Non. Ce n’est surtout pas en oubliant le passé que ça marchera. Pour pratiquer ce jeu [à la nantaise], il faut être courageux. Si on est sur terrain pour jouer et ne pas prendre de but ou pour ne pas perdre, ça ne va pas dans le sens du jeu tel que je le conçois. Je croyais que tous ces gens qui avaient été instruits par Coco Suaudeau avaient gardé le sens du message sur le jeu. Là, il n’y a plus rien, plus de recherche d’espaces, de simplicité dans le jeu. Je souffre quand je vois le FC Nantes actuellement. Le président Kita, il dépense son argent. Mais pour quoi?
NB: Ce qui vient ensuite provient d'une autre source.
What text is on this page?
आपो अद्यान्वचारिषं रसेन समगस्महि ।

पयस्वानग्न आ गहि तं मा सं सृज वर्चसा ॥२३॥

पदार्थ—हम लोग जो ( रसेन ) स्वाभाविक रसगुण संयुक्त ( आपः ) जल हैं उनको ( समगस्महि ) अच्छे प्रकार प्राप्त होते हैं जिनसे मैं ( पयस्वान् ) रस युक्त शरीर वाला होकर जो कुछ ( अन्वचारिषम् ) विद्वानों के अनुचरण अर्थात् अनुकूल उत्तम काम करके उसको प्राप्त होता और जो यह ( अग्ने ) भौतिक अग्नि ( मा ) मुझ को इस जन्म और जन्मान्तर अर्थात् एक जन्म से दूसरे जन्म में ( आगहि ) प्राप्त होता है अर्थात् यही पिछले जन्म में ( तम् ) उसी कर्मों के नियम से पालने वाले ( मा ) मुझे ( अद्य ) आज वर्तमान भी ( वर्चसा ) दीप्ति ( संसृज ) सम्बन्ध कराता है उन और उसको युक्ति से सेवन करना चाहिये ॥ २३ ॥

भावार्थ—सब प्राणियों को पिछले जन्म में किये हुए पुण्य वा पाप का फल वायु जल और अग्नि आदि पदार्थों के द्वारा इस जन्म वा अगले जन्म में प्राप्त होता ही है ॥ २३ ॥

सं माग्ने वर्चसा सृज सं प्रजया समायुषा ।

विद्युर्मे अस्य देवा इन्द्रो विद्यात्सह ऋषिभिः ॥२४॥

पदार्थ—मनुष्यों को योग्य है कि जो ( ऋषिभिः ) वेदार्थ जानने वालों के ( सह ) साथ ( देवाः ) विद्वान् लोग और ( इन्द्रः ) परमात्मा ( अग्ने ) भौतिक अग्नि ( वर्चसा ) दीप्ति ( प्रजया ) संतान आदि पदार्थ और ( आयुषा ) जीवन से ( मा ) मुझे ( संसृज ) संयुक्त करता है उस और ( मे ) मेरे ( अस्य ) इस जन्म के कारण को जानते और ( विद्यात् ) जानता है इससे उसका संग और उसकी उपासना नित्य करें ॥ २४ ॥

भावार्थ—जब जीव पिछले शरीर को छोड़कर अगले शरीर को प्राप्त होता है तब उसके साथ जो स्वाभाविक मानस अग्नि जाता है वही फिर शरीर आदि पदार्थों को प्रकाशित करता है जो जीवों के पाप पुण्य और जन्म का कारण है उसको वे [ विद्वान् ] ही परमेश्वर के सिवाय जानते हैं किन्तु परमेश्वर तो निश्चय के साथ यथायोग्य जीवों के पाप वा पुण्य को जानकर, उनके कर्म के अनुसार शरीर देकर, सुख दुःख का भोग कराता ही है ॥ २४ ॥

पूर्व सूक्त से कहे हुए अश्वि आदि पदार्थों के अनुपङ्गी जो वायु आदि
Quelle identité?
Une fois qu’on a dit ça, c’est quoi la solution?
Il faut mettre les anciens à la base de tout, dès le plus jeune âge et arrêter de placer des mecs qui n’apportent rien. Je pense que leur intérêt prime avant l’intérêt du club. On nous répète que le FCN d’avant c’est fini, les gens maintenant en sont persuadés.
Concrètement, quels anciens faut-il rappeler?
Il faut demander à Suaudeau ce qu’il veut faire pour le club, qu’on le laisse tranquille et qu’il choisisse les techniciens, même s’il y en a 50 au portillon qui veulent venir bosser... Goethals, quand il est champion d’Europe avec l’OM, avait 72 ans. Coco a 76 ans. Qu’est ce qu’on attend pour le rappeler? Qu’il soit mort? Je l’ai revu une fois depuis 1992. Je lui avais demandé: «qu’est ce que vous attendez pour retourner au club?» Il ne m’avait pas répondu. Le connaissant, si j’avais dit une grosse connerie, il m’aurait repris de volée.